Checklist: o que sua software house deve fazer agora

  1. Simule sua nova carga tributária com seu contador, comparando o regime atual com os cenários de 2027 em diante.
  2. Revise sua precificação — contratos de longo prazo assinados hoje devem prever cláusulas de reequilíbrio tributário.
  3. Mapeie seus créditos: identifique quais custos (cloud, licenças, infraestrutura, serviços PJ) gerarão crédito de CBS/IBS e formalize fornecedores.
  4. Avalie o regime tributário: para quem está no Simples, calcule se o modelo híbrido faz sentido considerando seu perfil de clientes B2B.
  5. Adapte sua própria emissão fiscal: garanta que suas notas de 2026 já saem no novo padrão.
  6. Posicione sua oferta comercial: se você desenvolve ou integra sistemas de gestão, crie uma frente de serviços de adequação à reforma.

Perguntas frequentes (FAQ)

A reforma tributária já está valendo para empresas de software? Sim. Desde janeiro de 2026, os documentos fiscais eletrônicos devem destacar CBS e IBS. O recolhimento efetivo em alíquotas plenas começa em 2027 (CBS) e avança até 2033 (IBS).

Quanto uma software house vai pagar de imposto com a reforma? A alíquota de referência somada de CBS e IBS é estimada entre 26,5% e 28%. A carga efetiva depende dos créditos que a empresa consegue aproveitar — e, como folha de pagamento não gera crédito, empresas intensivas em mão de obra tendem a ficar próximas da alíquota cheia.
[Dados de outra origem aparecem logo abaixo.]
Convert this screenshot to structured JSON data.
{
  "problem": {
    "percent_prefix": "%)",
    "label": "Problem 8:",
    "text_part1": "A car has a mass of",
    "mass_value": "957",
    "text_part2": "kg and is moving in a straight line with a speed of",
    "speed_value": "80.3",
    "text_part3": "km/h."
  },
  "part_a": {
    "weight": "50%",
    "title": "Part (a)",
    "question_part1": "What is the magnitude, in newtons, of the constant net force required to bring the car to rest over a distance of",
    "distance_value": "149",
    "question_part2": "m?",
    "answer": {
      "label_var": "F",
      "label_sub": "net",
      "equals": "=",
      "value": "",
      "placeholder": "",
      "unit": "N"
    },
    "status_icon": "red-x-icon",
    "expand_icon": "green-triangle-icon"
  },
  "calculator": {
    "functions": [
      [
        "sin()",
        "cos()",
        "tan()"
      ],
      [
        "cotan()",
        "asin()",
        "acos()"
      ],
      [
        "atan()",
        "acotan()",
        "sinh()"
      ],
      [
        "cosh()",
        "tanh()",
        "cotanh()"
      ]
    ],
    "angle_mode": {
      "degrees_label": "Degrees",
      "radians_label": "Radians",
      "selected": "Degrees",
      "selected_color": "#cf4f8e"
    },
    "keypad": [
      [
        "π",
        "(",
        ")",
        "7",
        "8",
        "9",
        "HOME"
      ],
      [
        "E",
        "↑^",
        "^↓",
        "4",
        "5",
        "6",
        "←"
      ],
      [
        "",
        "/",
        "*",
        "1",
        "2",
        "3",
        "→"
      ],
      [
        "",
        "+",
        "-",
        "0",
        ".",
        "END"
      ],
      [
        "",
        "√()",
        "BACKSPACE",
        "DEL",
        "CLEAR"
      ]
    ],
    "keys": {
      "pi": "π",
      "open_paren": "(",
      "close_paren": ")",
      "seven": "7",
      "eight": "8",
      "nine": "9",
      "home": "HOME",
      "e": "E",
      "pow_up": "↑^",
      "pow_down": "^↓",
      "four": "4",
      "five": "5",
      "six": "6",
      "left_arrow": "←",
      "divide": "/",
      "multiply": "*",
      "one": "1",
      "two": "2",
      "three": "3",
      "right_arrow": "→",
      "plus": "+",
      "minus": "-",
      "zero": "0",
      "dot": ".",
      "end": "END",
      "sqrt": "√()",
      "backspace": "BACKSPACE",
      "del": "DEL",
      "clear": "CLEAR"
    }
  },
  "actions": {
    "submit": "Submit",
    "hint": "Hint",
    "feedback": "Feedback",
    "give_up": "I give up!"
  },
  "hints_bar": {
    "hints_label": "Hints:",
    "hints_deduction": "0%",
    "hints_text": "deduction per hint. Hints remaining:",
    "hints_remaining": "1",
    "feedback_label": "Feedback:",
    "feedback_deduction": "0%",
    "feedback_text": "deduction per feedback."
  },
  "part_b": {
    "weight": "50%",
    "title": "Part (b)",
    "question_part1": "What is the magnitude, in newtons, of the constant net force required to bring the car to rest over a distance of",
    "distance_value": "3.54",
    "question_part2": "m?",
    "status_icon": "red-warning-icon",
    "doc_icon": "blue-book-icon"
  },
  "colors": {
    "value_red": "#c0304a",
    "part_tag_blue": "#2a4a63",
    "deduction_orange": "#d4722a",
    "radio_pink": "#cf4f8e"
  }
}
Vale a pena sair do Simples Nacional? Depende do perfil de clientes. Software houses B2B podem se beneficiar do Simples híbrido ou do regime regular para gerar créditos aos clientes. A decisão exige simulação caso a caso com apoio contábil.

Software (SaaS, licenciamento) será tributado pela CBS e pelo IBS? Sim. A nova base de incidência inclui bens imateriais, direitos e serviços, encerrando a antiga disputa entre ICMS e ISS sobre software.

A reforma cria oportunidades para empresas de tecnologia? Sim. A adaptação de ERPs, emissores fiscais, sistemas de faturamento e legados gera uma onda de demanda por desenvolvimento e integração de software que se estende até 2033.

Este conteúdo tem caráter informativo e não substitui a orientação de um contador ou advogado tributarista. As alíquotas de referência ainda dependem de regulamentação complementar.